Tokenized Silver Granules from Switzerland
The success of tokenized bonds may well foreshadow the rest of the tokenization market and create catch-up potential for other RWAs. One area of focus is commodities, especially precious metals such as gold and silver. One Swiss RWA project focused on silver is Denario AG. The company is the issuer of the Denario Silver Coin (DSC) - a token backed by the tangible value of physical silver granules.
Why silver, and why backed by granules? Silver has historically proven to be a safe store of value. It remains a popular store of wealth today. However, compared to gold, silver is potentially significantly undervalued. The gold/silver ratio - a measure of the ratio of the price of gold to silver - is currently at 85. For most of human history, this ratio has been much lower (around 1 to 12 or 13), suggesting that silver is historically undervalued relative to gold.
Silver is also a widely used industrial metal - much more so than gold. Ubiquitous devices such as smartphones (0.305g) or laptops (0.46g) as well as emerging products such as photovoltaic systems (100g) or electric vehicles (95g) contain silver. Silver will therefore remain one of the most important industrial metals in the future. Denario focuses on silver granules because, in addition to being used for jewelry and coins, they are easier to use in industrial applications, take up less space and are easier to transport than silver bars. In general, the production and handling costs of granules are expected to be lower than those of silver ingots.
What are the benefits of Denario?
One DSC is backed by one ounce of silver granules - so the value of one DSC is exactly the same as one ounce. The silver granules have a fineness of 999.9 and are sourced from certified refineries.

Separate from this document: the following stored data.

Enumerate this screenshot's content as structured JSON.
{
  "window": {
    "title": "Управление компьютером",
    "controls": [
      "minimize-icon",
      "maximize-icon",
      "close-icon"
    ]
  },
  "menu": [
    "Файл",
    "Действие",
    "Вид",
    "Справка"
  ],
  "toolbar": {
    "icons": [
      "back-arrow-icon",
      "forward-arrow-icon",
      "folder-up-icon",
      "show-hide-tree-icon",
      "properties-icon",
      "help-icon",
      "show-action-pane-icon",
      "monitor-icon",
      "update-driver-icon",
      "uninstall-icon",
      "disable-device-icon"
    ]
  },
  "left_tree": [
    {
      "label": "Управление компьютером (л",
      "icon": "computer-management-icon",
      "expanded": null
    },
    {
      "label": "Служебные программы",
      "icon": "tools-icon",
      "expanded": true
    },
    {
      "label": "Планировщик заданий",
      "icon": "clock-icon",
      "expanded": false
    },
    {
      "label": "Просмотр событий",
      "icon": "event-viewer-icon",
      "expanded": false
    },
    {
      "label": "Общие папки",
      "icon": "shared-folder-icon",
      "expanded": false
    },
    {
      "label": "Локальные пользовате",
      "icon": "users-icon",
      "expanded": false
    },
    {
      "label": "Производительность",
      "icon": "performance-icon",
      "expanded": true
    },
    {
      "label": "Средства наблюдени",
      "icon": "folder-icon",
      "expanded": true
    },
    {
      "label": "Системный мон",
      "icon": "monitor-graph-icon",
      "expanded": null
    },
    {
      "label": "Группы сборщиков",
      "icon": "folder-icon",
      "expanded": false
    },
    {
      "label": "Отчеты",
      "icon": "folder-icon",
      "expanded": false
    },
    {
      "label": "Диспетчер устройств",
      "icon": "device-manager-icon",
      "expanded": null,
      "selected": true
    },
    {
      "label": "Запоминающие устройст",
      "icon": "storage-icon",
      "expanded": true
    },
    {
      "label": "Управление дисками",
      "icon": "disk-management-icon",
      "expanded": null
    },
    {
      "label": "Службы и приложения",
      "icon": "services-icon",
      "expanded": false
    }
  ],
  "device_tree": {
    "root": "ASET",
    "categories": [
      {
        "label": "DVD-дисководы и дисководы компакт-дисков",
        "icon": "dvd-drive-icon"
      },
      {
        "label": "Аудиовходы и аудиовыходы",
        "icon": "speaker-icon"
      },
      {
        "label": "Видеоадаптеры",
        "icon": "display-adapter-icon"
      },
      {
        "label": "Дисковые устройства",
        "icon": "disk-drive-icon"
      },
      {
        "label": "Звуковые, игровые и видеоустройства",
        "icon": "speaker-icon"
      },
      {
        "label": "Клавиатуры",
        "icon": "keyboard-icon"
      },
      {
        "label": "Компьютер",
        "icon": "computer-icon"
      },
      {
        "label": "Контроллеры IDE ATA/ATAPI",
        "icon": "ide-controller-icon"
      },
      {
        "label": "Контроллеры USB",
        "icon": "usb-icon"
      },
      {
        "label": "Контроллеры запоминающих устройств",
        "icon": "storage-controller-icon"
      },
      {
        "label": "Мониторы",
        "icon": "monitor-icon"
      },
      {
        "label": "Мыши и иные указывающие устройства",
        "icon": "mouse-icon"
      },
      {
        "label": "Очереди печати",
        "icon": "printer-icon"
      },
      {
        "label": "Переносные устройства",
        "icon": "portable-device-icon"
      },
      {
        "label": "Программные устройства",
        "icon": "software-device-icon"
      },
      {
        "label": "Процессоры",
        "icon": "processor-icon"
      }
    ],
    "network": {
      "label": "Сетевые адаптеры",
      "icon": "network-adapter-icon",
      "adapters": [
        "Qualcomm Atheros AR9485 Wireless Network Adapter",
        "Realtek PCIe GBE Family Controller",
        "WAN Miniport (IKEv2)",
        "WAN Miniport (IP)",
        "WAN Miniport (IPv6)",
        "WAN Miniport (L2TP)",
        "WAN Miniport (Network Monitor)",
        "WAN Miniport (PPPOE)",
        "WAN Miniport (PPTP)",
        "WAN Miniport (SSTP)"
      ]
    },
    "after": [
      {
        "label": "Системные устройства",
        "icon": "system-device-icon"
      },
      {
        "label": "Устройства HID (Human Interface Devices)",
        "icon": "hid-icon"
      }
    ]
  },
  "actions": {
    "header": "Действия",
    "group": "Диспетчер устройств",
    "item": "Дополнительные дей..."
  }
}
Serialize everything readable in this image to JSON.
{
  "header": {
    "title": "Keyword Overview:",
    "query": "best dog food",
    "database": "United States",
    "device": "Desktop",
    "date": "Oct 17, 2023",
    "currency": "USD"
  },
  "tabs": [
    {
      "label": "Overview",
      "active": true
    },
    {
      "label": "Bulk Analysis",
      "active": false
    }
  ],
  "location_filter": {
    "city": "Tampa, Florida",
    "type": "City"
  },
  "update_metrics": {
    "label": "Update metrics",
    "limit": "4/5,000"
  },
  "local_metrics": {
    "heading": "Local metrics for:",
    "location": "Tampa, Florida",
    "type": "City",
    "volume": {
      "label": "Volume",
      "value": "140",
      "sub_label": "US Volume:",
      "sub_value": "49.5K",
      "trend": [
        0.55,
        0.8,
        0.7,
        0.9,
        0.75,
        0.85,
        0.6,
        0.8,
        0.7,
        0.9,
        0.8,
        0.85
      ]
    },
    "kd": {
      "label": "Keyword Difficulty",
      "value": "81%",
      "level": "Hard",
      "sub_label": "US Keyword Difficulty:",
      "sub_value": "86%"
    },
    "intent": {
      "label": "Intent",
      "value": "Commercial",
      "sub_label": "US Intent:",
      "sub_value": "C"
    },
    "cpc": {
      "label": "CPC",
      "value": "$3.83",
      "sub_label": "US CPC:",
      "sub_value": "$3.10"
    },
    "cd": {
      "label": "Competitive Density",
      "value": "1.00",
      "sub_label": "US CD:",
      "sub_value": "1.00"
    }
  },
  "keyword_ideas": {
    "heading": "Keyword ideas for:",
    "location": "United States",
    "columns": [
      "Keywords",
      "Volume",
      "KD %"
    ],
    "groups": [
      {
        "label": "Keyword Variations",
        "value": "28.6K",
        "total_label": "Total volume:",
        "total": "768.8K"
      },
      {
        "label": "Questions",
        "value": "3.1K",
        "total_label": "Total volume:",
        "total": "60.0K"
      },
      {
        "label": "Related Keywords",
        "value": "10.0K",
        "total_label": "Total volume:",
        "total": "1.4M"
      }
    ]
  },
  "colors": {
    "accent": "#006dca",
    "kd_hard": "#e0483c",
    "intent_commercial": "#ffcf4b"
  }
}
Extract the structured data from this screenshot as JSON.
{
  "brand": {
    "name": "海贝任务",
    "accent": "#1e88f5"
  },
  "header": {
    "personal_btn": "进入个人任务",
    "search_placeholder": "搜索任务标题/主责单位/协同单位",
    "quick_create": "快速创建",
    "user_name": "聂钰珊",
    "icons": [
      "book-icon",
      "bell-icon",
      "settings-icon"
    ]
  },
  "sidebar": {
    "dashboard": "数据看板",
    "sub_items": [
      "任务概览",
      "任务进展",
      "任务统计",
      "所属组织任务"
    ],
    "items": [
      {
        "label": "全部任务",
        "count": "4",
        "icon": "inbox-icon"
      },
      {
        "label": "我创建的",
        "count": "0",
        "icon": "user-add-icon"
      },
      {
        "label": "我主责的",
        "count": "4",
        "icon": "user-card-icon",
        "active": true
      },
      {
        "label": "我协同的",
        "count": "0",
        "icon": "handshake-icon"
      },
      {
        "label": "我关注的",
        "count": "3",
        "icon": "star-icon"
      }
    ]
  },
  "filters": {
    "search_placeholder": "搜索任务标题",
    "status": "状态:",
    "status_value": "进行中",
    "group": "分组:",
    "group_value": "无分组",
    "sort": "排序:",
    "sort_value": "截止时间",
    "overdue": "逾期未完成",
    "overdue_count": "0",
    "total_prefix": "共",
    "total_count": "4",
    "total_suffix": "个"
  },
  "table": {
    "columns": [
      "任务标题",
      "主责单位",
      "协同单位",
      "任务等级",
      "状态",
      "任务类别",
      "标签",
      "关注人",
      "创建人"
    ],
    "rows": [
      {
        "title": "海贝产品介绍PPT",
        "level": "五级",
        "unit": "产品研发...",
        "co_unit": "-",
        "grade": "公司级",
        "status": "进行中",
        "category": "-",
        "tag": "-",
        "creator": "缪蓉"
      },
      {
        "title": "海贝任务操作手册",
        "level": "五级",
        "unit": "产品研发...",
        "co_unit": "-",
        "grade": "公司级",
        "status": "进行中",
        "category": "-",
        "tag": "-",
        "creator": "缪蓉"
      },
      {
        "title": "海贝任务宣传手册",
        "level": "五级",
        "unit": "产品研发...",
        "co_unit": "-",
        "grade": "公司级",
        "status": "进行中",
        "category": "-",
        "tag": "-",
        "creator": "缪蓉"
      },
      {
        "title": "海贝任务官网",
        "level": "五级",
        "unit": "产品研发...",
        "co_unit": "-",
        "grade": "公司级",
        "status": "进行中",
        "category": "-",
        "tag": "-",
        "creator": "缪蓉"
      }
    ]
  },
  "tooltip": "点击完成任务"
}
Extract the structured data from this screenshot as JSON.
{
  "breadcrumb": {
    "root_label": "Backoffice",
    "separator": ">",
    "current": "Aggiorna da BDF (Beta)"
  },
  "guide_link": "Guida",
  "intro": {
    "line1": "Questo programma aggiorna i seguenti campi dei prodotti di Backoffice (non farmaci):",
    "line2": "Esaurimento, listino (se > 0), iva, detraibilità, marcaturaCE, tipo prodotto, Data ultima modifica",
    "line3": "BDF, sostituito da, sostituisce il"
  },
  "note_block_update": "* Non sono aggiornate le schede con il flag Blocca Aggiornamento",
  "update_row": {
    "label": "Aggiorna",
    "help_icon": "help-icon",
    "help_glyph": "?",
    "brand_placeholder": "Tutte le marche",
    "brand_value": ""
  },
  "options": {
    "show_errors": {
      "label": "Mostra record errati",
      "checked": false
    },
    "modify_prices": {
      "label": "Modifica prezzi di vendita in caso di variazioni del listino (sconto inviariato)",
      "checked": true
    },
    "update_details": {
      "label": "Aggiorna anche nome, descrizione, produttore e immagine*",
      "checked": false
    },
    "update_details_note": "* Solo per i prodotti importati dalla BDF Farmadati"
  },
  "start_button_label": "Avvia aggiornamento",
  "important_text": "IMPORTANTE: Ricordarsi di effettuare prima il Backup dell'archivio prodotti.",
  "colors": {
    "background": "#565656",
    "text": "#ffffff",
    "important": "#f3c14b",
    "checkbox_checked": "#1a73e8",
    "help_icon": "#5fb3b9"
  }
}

Importantly, they are physically stored by Swiss custodians in a duty-free warehouse in Switzerland. The custodian also verifies the underlying silver granules twice a year.
By being domiciled in Switzerland, Denario joins many other RWA projects that also call the Alpine republic home. In total, Switzerland is expected to host 9% of all global RWA projects. This is likely due to its regulatory clarity, a community with significant blockchain expertise, and connections to the traditional financial world - factors that Denario can also benefit from.
Number of RWA Projects per Jurisdiction / Source: RWA World Report
Thus, the Denario token is embedded in a solid legal framework and has a clear regulatory status. DSC is recognized as a registry right (investment token) and is fully compliant with Swiss financial market regulations as a Real-World-Asset-Token (RWA) fully backed by physical silver. This makes it easy for traditional investors to understand. DSC allows them to participate in the crypto evolution without needing a deep understanding of complex digital intricacies. At the same time, Denario aims to make the traditional store of value accessible to future generations - younger generations who are likely to hold their assets primarily in digital form.
Leading Ethereum ecosystem in RWAs
From the perspective of individual token holders, DSC ultimately increases their choice by allowing them to conveniently transfer their silver via a public blockchain network. Denario currently uses the Polygon blockchain, but is considering expanding the project to Ethereum. Along with Ethereum, Polygon is one of the most prominent RWA blockchains. Together, these networks host 50% of all RWA projects. In addition, all of Denario's smart contract features, including the entire source code, have been thoroughly audited by the renowned smart contract auditing firm CertiK.
The future potential of RWAs is enormous. This is increasingly understood by traditional financial players. With its solid legal framework, Switzerland is ideally positioned to benefit from this development. Denario and other RWA projects will be the driving forces behind this development.